Amid growing concerns of security risks to members of Congress, more than 50 senators have been issued satellite phones for emergency communication, people familiar with the measures told CBS News. The devices are part of a series of new security measures being offered to senators by the Senate Sergeant at Arms, who took over shortly after the assault on the U.S. Capitol on January 6, 2021.

The satellite phone technology has been offered to all 100 senators. CBS News has learned at least 50 have accepted the phones, which Senate administrative staff recommend senators keep in close proximity during their travels. 

In testimony before the Senate Appropriations Committee last month, Senate Sergeant at Arms Karen Gibson said satellite communication is being deployed “to ensure a redundant and secure means of communication during a disruptive event.”  

Gibson said the phones are a security backstop in the case of an emergency that “takes out communications” in part of America.  Federal funding will pay for the satellite airtime needed to utilize the phone devices.

A Department of Homeland Security advisory said satellite phones are a tool for responding to and coordinating government services in the case of a “man-made” or natural disaster that wipes out communication.  

Gibson has also opened an office “demonstration space” in the basement of the Russell Senate Office Building to offer senators and staff an exhibition of new home state office security upgrades.
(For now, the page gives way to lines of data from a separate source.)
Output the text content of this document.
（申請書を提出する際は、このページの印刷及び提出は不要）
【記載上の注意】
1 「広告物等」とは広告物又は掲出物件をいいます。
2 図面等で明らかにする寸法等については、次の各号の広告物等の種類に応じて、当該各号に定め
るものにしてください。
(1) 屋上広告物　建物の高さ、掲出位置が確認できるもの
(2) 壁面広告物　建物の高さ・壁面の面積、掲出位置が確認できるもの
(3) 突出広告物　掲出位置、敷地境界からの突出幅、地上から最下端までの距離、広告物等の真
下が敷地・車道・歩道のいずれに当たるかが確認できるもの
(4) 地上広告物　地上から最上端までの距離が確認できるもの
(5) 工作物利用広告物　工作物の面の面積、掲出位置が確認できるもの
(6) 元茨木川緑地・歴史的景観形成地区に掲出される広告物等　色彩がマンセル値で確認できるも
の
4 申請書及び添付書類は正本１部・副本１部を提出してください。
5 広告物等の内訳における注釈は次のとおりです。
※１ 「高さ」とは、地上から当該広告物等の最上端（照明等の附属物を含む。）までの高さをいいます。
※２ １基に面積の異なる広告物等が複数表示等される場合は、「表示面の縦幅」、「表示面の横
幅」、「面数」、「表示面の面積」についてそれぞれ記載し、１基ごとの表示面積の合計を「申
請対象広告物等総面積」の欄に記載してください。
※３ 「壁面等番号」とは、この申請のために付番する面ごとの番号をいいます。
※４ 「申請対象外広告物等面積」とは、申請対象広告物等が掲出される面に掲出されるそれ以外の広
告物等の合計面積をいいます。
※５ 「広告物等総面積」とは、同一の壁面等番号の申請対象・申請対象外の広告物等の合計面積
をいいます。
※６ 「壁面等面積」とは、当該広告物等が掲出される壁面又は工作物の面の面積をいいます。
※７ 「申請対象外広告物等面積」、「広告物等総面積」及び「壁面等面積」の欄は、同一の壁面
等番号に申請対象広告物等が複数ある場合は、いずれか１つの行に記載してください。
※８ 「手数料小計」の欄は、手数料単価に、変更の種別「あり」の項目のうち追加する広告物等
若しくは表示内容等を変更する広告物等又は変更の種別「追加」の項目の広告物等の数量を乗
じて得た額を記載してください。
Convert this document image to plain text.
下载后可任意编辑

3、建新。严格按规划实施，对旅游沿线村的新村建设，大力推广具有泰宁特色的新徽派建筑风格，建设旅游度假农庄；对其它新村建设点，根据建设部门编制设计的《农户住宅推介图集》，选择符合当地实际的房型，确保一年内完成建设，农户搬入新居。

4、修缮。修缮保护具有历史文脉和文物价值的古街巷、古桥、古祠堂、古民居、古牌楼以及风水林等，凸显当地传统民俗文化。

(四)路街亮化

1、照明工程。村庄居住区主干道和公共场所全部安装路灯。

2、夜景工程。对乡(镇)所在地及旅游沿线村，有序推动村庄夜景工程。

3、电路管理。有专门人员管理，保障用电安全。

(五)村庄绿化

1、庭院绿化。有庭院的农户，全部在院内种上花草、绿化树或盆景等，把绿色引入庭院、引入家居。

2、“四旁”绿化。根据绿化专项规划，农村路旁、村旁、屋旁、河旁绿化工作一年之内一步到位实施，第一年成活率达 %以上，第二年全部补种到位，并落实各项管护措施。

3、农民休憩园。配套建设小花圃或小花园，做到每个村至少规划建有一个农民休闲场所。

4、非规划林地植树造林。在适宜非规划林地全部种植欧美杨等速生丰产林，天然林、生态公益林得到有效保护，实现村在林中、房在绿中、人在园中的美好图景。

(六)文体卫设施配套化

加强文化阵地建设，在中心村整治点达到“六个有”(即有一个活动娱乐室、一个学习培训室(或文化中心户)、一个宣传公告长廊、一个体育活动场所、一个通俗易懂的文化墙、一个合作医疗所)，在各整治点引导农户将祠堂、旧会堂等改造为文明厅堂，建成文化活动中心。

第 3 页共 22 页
The demonstration room offers exhibitions of “duress buttons,” mail screening devices and safety glass to reduce the risk of attacks.   
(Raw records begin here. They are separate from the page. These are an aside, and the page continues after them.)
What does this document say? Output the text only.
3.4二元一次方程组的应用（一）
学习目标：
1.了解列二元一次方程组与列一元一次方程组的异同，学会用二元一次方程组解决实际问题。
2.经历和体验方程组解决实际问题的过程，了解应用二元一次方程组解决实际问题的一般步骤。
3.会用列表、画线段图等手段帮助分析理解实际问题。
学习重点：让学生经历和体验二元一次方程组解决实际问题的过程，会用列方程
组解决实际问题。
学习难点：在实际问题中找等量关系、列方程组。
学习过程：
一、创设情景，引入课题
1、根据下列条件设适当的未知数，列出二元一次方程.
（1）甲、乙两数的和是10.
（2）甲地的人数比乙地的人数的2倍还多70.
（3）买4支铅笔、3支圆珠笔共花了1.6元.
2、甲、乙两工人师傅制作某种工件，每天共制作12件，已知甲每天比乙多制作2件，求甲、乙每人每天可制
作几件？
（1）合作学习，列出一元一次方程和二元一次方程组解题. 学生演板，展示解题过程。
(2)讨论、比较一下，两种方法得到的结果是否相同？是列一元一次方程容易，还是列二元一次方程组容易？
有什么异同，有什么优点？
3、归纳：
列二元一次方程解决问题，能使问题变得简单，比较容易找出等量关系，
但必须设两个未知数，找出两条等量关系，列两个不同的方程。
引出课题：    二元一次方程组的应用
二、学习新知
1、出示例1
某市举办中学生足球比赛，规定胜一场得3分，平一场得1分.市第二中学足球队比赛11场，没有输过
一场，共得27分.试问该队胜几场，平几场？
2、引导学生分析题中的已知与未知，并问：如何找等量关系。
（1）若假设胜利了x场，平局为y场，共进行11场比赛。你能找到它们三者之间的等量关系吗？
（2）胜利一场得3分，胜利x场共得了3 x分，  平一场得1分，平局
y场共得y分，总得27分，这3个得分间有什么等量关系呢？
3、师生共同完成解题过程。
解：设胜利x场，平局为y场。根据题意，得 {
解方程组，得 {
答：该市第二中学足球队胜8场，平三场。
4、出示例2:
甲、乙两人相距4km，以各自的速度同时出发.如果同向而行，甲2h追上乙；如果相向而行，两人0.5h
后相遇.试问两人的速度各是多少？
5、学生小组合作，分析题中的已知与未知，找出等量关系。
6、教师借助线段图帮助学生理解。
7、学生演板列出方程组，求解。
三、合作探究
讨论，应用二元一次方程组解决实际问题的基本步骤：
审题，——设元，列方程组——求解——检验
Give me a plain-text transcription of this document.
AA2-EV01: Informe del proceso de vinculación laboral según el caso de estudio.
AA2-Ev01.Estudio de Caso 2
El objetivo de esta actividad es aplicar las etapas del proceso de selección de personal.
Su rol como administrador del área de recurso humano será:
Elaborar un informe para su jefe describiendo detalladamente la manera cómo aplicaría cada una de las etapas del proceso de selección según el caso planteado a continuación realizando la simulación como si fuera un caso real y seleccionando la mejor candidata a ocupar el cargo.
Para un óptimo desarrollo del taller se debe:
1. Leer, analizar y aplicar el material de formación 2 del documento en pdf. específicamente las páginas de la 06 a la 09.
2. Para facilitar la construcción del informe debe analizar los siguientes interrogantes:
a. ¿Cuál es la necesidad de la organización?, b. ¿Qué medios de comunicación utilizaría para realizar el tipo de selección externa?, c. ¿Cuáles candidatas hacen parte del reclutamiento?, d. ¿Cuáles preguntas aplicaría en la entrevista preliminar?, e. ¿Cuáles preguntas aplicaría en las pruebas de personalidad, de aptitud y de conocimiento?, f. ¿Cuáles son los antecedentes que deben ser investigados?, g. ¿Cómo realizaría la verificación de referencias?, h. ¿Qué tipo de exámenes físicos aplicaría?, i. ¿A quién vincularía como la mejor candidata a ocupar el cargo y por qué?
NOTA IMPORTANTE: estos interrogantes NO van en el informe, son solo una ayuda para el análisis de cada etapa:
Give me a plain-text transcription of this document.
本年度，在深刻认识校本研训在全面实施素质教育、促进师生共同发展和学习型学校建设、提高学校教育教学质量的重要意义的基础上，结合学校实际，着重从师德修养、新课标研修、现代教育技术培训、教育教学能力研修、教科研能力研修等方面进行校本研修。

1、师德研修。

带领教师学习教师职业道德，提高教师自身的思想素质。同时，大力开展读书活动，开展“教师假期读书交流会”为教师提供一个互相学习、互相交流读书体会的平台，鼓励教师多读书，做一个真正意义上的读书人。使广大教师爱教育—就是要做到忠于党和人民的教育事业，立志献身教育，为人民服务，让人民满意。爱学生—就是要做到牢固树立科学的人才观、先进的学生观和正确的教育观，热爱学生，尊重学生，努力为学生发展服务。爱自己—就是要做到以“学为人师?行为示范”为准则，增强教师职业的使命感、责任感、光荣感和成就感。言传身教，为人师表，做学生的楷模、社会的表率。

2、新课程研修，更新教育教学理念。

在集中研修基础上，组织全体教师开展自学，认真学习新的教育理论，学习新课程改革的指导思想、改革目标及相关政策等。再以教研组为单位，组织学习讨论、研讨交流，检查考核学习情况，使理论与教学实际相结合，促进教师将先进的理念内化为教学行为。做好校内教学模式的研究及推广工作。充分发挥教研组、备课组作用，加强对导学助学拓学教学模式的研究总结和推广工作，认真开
U.S. Senate Sergeant at Arms Karen Gibson testifies before a Senate Appropriations subcommittee on April 25, 2023 in Washington, DC.
U.S. Senate Sergeant at Arms Karen Gibson testifies before a Senate Appropriations subcommittee on April 25, 2023 in Washington, DC. Kevin Dietsch / Getty Images

In her testimony before the Senate panel in April, Gibson reported, “Our team provided initial physical security enhancements for 31 offices and improved existing security for 52 others in 2022. Maintaining security systems in good working order is a priority, and to support this effort our team conducted over 622 service calls to maintain, repair, and or test and inspect state office physical security systems in 2022.”
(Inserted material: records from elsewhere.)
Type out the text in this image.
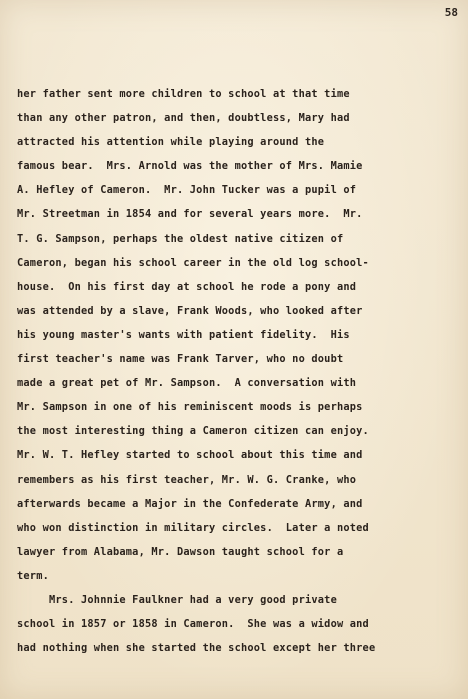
58
her father sent more children to school at that time
than any other patron, and then, doubtless, Mary had
attracted his attention while playing around the
famous bear.  Mrs. Arnold was the mother of Mrs. Mamie
A. Hefley of Cameron.  Mr. John Tucker was a pupil of
Mr. Streetman in 1854 and for several years more.  Mr.
T. G. Sampson, perhaps the oldest native citizen of
Cameron, began his school career in the old log school-
house.  On his first day at school he rode a pony and
was attended by a slave, Frank Woods, who looked after
his young master's wants with patient fidelity.  His
first teacher's name was Frank Tarver, who no doubt
made a great pet of Mr. Sampson.  A conversation with
Mr. Sampson in one of his reminiscent moods is perhaps
the most interesting thing a Cameron citizen can enjoy.
Mr. W. T. Hefley started to school about this time and
remembers as his first teacher, Mr. W. G. Cranke, who
afterwards became a Major in the Confederate Army, and
who won distinction in military circles.  Later a noted
lawyer from Alabama, Mr. Dawson taught school for a
term.
Mrs. Johnnie Faulkner had a very good private
school in 1857 or 1858 in Cameron.  She was a widow and
had nothing when she started the school except her three
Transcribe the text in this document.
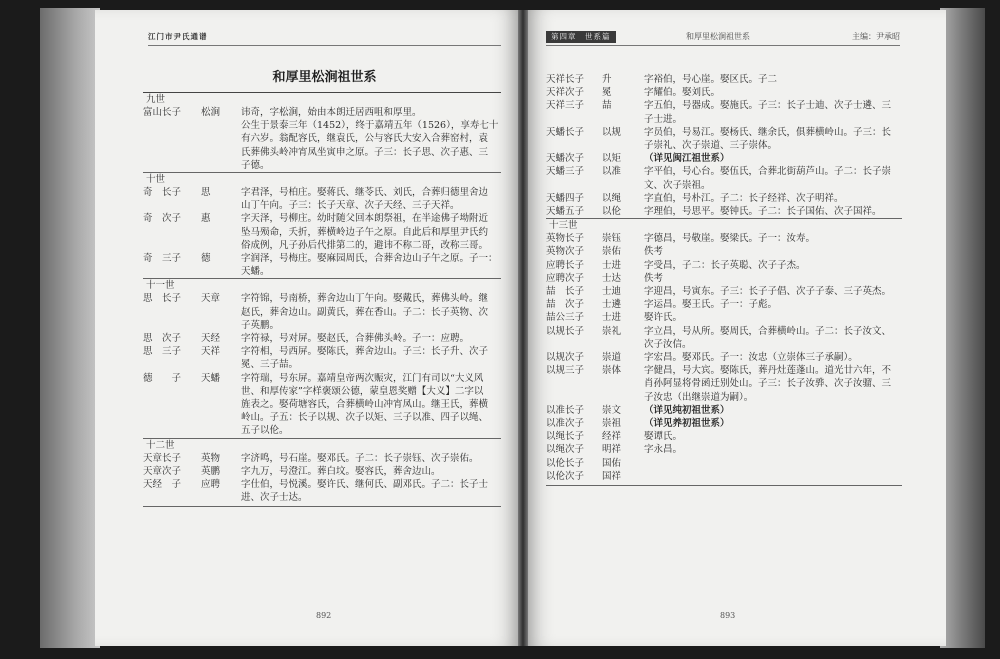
江门市尹氏通谱	第四章　世系篇	和厚里松涧祖世系	主编：尹承昭
和厚里松涧祖世系
九世
富山长子	松涧	讳奇，字松涧，始由本朗迁居西咀和厚里。
公生于景泰三年（1452），终于嘉靖五年（1526），享寿七十
有六岁。翁配容氏，继袁氏，公与容氏大安入合葬窑村，袁
氏葬佛头岭冲宵凤坐寅申之原。子三：长子思、次子惠、三
子德。
十世
奇　长子	思	字君泽，号柏庄。娶蒋氏、继苓氏、刘氏，合葬归德里舍边
山丁午向。子三：长子天章、次子天经、三子天祥。
奇　次子	惠	字天泽，号柳庄。幼时随父回本朗祭祖，在半途佛子坳附近
坠马殒命，夭折，葬横岭边子午之原。自此后和厚里尹氏约
俗成例，凡子孙后代排第二的，避讳不称二哥，改称三哥。
奇　三子	德	字润泽，号梅庄。娶麻园周氏，合葬舍边山子午之原。子一：
天蟠。
十一世
思　长子	天章	字符锦，号南桥，葬舍边山丁午向。娶戴氏，葬佛头岭。继
赵氏，葬舍边山。副黄氏，葬在香山。子二：长子英物、次
子英鹏。
思　次子	天经	字符禄，号对屏。娶赵氏，合葬佛头岭。子一：应聘。
思　三子	天祥	字符相，号西屏。娶陈氏，葬舍边山。子三：长子升、次子
冕、三子喆。
德　　子	天蟠	字符瑞，号东屏。嘉靖皇帝两次赈灾，江门有司以“大义风
世、和厚传家”字样褒颂公德，蒙皇恩奖赠【大义】二字以
旌表之。娶荷塘容氏，合葬横岭山冲宵凤山。继王氏，葬横
岭山。子五：长子以规、次子以矩、三子以准、四子以绳、
五子以伦。
十二世
天章长子	英物	字济鸣，号石崖。娶邓氏。子二：长子崇钰、次子崇佑。
天章次子	英鹏	字九万，号澄江。葬白坟。娶容氏，葬舍边山。
天经　子	应聘	字仕伯，号悦溪。娶许氏、继何氏、副邓氏。子二：长子士
进、次子士达。
天祥长子	升	字裕伯，号心崖。娶区氏。子二
天祥次子	冕	字耀伯。娶刘氏。
天祥三子	喆	字五伯，号器成。娶施氏。子三：长子士迪、次子士遴、三
子士进。
天蟠长子	以规	字员伯，号易江。娶杨氏、继余氏，俱葬横岭山。子三：长
子崇礼、次子崇道、三子崇体。
天蟠次子	以矩	（详见闽江祖世系）
天蟠三子	以准	字平伯，号心台。娶伍氏，合葬北街葫芦山。子二：长子崇
文、次子崇祖。
天蟠四子	以绳	字直伯，号朴江。子二：长子经祥、次子明祥。
天蟠五子	以伦	字理伯，号思平。娶钟氏。子二：长子国佑、次子国祥。
十三世
英物长子	崇钰	字德昌，号敬崖。娶梁氏。子一：汝寿。
英物次子	崇佑	佚考
应聘长子	士进	字受昌，子二：长子英聪、次子子杰。
应聘次子	士达	佚考
喆　长子	士迪	字迎昌，号寅东。子三：长子子倡、次子子泰、三子英杰。
喆　次子	士遴	字运昌。娶王氏。子一：子彪。
喆公三子	士进	娶许氏。
以规长子	崇礼	字立昌，号从所。娶周氏，合葬横岭山。子二：长子汝文、
次子汝信。
以规次子	崇道	字宏昌。娶邓氏。子一：汝忠（立崇体三子承嗣）。
以规三子	崇体	字健昌，号大宾。娶陈氏，葬丹灶莲蓬山。道光廿六年，不
肖孙阿显将骨函迁别处山。子三：长子汝骅、次子汝骝、三
子汝忠（出继崇道为嗣）。
以准长子	崇文	（详见纯初祖世系）
以准次子	崇祖	（详见养初祖世系）
以绳长子	经祥	娶谭氏。
以绳次子	明祥	字永昌。
以伦长子	国佑
以伦次子	国祥
892	893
Senate administrators have also offered “stop the bleed” training to better equip staffers to respond to medical emergencies and victims of attacks. 

In April, the House Sergeant at Arms William McFarland told legislators there is “robust participation” in a program to help House members secure their home residences. McFarland said that House administrators are coordinating with local police departments to help protect members of Congress who hold events in their home states and to help better secure the homes of members.

A spending bill passed in late 2022 provided additional funds for hometown security measures for Congress. The legislation required security administrators to “enhance member protection including providing a security program for Congressional Leadership, expanding Dignitary Protection Division services and expanding USCP field office presence,” which would deploy and broaden Capitol Police protection in cities outside of Washington. 

Though the U.S. Capitol complex is shielded by a force of nearly 2,000 Capitol police employees, there have been growing concerns about hometown security for members of Congress. A California man was charged in a 2022 attack at the San Francisco home of then-House Speaker Nancy Pelosi. The assailant was allegedly targeting Nancy Pelosi when he confronted and attacked Pelosi’s husband Paul with a hammer.

In a May 15 attack at the Fairfax, Va. office of Rep. Gerry Connolly, one of Connolly’s constituents is accused of attacking two of the congressman’s staffers with a metal baseball bat.  Both were briefly hospitalized and are recovering.